Il testo racconta la vita della “gente comune”, fatta di giorni che scorrono senza grandi drammi ma anche senza vere vittorie. Sono storie anonime, silenziose, popolate da sogni destinati a restare irrealizzati, da idee che nessuno ascolta e da un amore atteso come unica possibile svolta, ma che sembra non arrivare mai. Il tempo passa, gli amici prendono altre strade e fingono di non riconoscerti più, e lentamente si insinua un fatalismo rassegnato, l’idea che nulla possa davvero cambiare.
È una poesia fatta di suggestioni e frammenti, che richiama un certo impressionismo canzonettistico francese del Dopoguerra, più evocativo che narrativo, più emotivo che descrittivo: le immagini sono semplici e molto concrete — panchine, stanze chiuse, anelli di fumo — e rendono bene l’idea di qualcosa che esiste ma non si fissa, che svanisce senza fare rumore.
In fondo la canzone è un ritratto collettivo: parla di noi, di una normalità che non diventa mai racconto epico, ma che proprio per questo è profondamente vera. Non c’è ribellione né consolazione, solo la consapevolezza dolceamara che il tempo va avanti comunque, e che spesso l’amore, come la vita, resta un po’ al di sotto di ciò che avevamo immaginato.

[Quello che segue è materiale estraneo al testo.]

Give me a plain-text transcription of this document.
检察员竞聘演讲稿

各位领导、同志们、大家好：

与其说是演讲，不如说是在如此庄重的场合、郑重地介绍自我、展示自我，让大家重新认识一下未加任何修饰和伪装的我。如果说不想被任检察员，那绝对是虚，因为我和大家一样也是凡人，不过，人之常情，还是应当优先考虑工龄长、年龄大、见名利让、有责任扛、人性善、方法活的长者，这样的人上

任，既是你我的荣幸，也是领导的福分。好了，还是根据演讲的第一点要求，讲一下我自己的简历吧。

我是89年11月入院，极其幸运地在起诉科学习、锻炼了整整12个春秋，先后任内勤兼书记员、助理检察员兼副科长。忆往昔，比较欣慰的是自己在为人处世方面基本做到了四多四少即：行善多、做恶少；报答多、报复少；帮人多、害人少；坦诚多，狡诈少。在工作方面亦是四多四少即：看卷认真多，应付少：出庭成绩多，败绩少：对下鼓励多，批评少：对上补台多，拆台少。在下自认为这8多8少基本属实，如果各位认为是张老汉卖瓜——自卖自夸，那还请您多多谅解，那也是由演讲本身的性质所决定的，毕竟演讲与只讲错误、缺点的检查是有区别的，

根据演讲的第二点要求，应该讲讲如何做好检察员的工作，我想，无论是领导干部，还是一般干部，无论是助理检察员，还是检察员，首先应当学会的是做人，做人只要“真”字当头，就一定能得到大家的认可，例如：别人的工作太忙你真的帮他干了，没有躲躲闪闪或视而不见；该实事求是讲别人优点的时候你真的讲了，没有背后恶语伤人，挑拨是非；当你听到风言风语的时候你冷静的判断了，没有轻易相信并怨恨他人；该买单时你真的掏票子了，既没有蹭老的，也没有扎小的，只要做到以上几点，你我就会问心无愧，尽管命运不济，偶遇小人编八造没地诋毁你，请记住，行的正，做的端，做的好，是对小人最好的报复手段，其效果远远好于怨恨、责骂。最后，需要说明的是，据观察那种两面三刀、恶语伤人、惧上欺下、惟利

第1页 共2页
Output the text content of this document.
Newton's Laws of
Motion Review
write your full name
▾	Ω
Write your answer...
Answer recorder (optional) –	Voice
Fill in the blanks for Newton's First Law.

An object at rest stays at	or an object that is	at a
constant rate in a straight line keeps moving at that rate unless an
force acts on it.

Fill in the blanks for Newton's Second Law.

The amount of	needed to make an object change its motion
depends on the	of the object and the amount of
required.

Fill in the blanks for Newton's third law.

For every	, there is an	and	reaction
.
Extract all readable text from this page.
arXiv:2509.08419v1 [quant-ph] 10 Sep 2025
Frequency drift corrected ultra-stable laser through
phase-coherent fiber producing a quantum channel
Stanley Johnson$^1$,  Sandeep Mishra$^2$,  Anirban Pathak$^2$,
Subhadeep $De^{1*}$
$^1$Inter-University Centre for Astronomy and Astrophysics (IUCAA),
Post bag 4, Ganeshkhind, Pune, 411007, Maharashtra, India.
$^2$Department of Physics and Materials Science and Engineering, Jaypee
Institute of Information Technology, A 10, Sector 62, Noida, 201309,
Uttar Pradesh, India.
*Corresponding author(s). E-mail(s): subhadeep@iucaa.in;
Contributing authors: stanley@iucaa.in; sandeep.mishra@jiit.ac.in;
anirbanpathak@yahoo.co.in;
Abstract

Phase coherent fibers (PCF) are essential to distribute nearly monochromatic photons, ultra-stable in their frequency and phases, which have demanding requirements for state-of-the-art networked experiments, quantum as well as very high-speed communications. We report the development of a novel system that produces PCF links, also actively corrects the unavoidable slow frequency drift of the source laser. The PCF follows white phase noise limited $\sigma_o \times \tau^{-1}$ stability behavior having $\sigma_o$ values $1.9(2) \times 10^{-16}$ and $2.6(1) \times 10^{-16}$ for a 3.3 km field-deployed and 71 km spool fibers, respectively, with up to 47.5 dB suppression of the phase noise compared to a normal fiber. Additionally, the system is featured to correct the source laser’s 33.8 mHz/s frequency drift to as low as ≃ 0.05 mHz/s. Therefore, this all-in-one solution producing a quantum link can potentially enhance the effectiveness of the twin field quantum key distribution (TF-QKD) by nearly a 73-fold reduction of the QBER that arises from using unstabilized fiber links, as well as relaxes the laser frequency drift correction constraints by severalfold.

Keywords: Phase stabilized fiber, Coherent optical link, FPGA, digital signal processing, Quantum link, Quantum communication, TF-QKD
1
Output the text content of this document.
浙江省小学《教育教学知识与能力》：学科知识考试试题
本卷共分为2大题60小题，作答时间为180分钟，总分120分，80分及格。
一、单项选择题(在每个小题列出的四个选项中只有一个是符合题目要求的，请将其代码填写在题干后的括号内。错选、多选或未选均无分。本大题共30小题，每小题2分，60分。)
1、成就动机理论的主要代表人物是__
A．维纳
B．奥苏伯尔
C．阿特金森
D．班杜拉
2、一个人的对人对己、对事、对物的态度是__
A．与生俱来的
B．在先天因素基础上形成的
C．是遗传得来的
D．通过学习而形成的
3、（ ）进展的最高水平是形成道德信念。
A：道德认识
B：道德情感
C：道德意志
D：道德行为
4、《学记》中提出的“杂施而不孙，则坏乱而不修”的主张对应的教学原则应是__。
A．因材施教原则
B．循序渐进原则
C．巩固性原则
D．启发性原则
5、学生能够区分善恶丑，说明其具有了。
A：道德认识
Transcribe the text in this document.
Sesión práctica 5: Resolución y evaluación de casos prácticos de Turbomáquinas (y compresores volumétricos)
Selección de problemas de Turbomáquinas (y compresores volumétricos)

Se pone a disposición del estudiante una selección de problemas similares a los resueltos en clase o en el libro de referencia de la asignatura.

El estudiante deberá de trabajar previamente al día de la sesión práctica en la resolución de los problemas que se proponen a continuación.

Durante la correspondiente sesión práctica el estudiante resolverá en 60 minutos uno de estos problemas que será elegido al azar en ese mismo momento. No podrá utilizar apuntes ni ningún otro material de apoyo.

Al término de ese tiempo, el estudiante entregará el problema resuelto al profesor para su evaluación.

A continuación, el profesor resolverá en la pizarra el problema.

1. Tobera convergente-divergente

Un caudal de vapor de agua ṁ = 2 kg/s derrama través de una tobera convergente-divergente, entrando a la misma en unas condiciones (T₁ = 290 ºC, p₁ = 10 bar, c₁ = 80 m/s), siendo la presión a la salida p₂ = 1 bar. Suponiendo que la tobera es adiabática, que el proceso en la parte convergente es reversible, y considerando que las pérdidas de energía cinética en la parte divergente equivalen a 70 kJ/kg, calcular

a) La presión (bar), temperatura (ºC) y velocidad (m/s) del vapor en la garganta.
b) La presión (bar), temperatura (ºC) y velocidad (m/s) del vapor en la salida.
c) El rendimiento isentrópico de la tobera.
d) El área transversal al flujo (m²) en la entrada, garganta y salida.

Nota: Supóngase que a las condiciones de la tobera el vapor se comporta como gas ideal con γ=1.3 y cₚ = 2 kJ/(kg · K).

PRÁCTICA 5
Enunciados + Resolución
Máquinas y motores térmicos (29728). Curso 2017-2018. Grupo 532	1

Musicalmente il brano rappresenta una scelta innovativa per l’epoca: introdotto dal dialogo tra pianoforte, synth e chitarra elettrica, è sostenuto da un uso marcato della drum machine, che imprime un ritmo uptempo continuo e moderno, capace di rendere dinamico un impianto armonico volutamente semplice e ripetitivo. È proprio l’arrangiamento a dare profondità e movimento a una struttura essenziale, trasformandola in un prodotto estremamente efficace.
Nonostante la malinconia di fondo, Storie di tutti i giorni non è una canzone triste nel senso classico del termine. La sua forza sta proprio nel contrasto tra il ritmo incalzante e la disillusione del testo, una tensione che riflette perfettamente lo spirito di un’epoca in bilico tra speranza e disincanto.
il cantante era reduce dal grande successo di Malinconia, uno dei singoli più venduti del 1981, e arrivava all’Ariston da favorito. La rivista TV Sorrisi e Canzoni gli dedicò la copertina con una settimana di anticipo, scelta editoriale che contribuì ad alimentare, dopo la vittoria, le accuse di un Festival “pilotato”.
Le polemiche fecero prendere a TV Sorrisi e Canzoni la decisione, per i Festival successivi, di mettere in copertina tutti i cantanti in gara, in una foto di gruppo che ormai fa parte della tradizione sanremese.
La vittoria fu persino “predetta” da Giucas Casella, che aveva affidato il suo pronostico a una busta sigillata, episodio che entrò nella mitologia sanremese di quegli anni.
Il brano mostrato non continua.